I often say that, with a few exceptions, there is no one right to do most of what we do. If you find a way that works for you, then do it. Most of the small stones that I cut are in the 4 - 8 mm size range and are almost always round. I can’t hold them freely in my hand nor do they lend themselves well to a traditional wooden dop and dopping wax. What works for me is to trim the rough down to be close to the size that I want and then grind and sand one smooth surface that will be the back of the stone when done. I superglue it to a mandrel of some sort. It may be a nail head or a nail cut down and filed square or a custom mandrel that I have turned on my small lathe. As long as the round end of the mandrel is equal to or smaller than the desired finished size of the stone it will work. Holding the mandrel in my hand, I then work the rough stone until it is kind of round on the sides but still flat on top. Then I chuck the mandrel in a cordless drill, pull the trigger and hold the stone to the grinding wheel carefully preshaping it. This goes fast because the surface speed includes the speed (RPMS) of the drill since I am left-handed. You would have to run in reverse if you are right-handed. Then it is just a matter of working my way down the grinding, sanding and polishing wheels until it is done and hopefully something like the size that it is supposed to be. If not, I just adjust the stone or the bezel when it comes time to set it. This works for much larger stones too, as long as they are round. You then hang the stone attached to the mandrel from a pair of tweezers, I use third hand tweezers with a base. Heat the nail with a soft flame until the stone falls free. Be careful what you let it fall on. Most harder fine grained stones seem to take the heat, but there are some softer, coarse grained ones that don’t. Freeforms are all done by hand if they are big enough to hold and more common cabochon shapes are done with dops and dopping wax. All this is a lot of fun. Good luck…Rob

Good Morning Bob!

It sounds like you have experimented over the years like I have. As you said it is great fun and I find myself always learning. I enjoy doing free form myself. I enjoy trying to see how mother nature has created the stone and they all seem to have their own firm or design. Here in Michigan we have the Great Lakes to enjoy. As the glaciers over the millions of years have bought tons of rock to the Great Lakes to tumble and to be found, there is treasure trove of different stones to found and worked with.

Thank you for sharing, have a nice weekend.



Rob I apologize!!! I said Bob, didn’t mean to do that.

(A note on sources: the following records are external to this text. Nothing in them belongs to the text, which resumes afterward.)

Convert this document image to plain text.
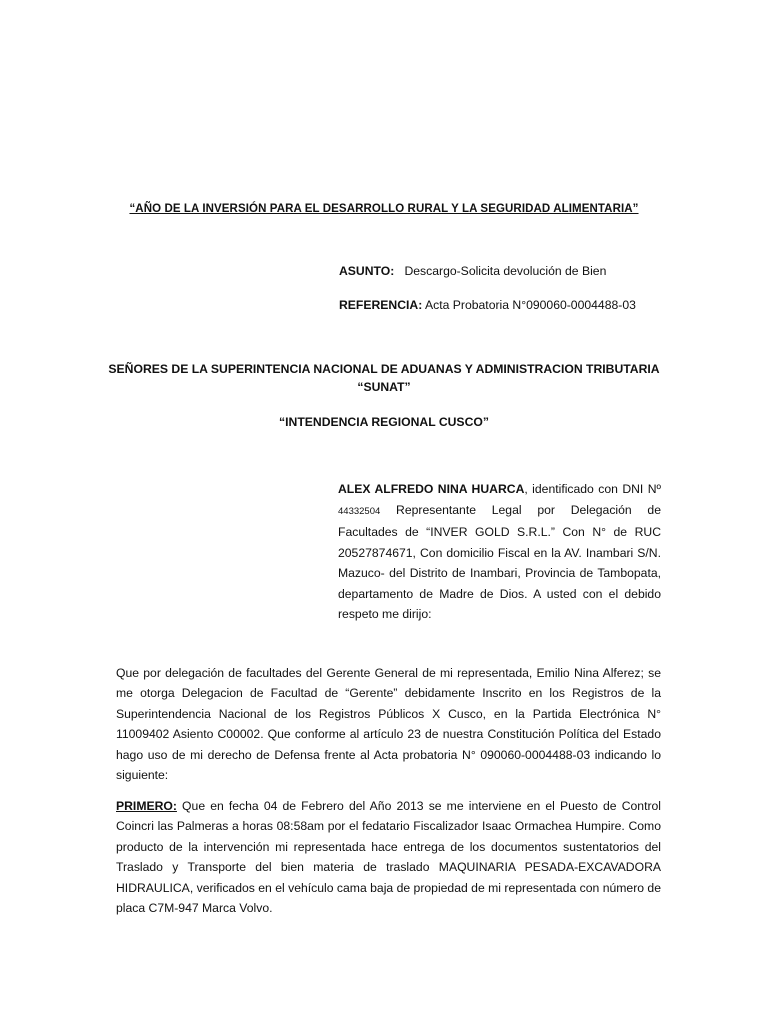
“AÑO DE LA INVERSIÓN PARA EL DESARROLLO RURAL Y LA SEGURIDAD ALIMENTARIA”
ASUNTO: Descargo-Solicita devolución de Bien
REFERENCIA: Acta Probatoria N°090060-0004488-03
SEÑORES DE LA SUPERINTENCIA NACIONAL DE ADUANAS Y ADMINISTRACION TRIBUTARIA
“SUNAT”
“INTENDENCIA REGIONAL CUSCO”
ALEX ALFREDO NINA HUARCA, identificado con DNI Nº 44332504 Representante Legal por Delegación de Facultades de “INVER GOLD S.R.L.” Con N° de RUC 20527874671, Con domicilio Fiscal en la AV. Inambari S/N. Mazuco- del Distrito de Inambari, Provincia de Tambopata, departamento de Madre de Dios. A usted con el debido respeto me dirijo:
Que por delegación de facultades del Gerente General de mi representada, Emilio Nina Alferez; se me otorga Delegacion de Facultad de “Gerente” debidamente Inscrito en los Registros de la Superintendencia Nacional de los Registros Públicos X Cusco, en la Partida Electrónica N° 11009402 Asiento C00002. Que conforme al artículo 23 de nuestra Constitución Política del Estado hago uso de mi derecho de Defensa frente al Acta probatoria N° 090060-0004488-03 indicando lo siguiente:
PRIMERO: Que en fecha 04 de Febrero del Año 2013 se me interviene en el Puesto de Control Coincri las Palmeras a horas 08:58am por el fedatario Fiscalizador Isaac Ormachea Humpire. Como producto de la intervención mi representada hace entrega de los documentos sustentatorios del Traslado y Transporte del bien materia de traslado MAQUINARIA PESADA-EXCAVADORA HIDRAULICA, verificados en el vehículo cama baja de propiedad de mi representada con número de placa C7M-947 Marca Volvo.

I have been Bob to many. I found most of my semiprecious rock rough in my Mom’s cellar. I inherited over 2,000 lbs. of it when she died. Dad had collected for years and never really did much with it. I have given a lot of it to our local rock club and to the school district in which we live. I have enough to last a long time. I am nearly 72, so it will be our boy’s burden to bare when I am gone…Rob

Another thing you should be aware of is some agates are radioactive so it is very important to be clean. I have bought agatized minerals many many times that are radioactive. The lapidary feild is filled with old-timers that are the kinds of people that think just because theyve done something and haven’t died then its 100% healthy. Many of the people are poorer and older rural types that don’t believe in safe practice. Prior to cutting any rough, I have my geologist research scientist friend check out the pieces with his Geiger counter and 2 other types of radiation detectors that detect the other types of radioactivity that Geiger counters cannot test for. You’d be surprised how many pieces are unsafe. I purchase a lot of small pieces of rough for stone inlay work and about 1 in 30 pieces I can’t use. I’ve also bought many jaspers and agates from the same finds/types that weren’t radioactive but then other samples were. For anyone doing this in the future, please work outside and with a p100 respirator at the minimum. Radioactive dust is not just harmful if breathed in the way silica dust is but if you simply touch something and then touch your face or eat you can destroy your health.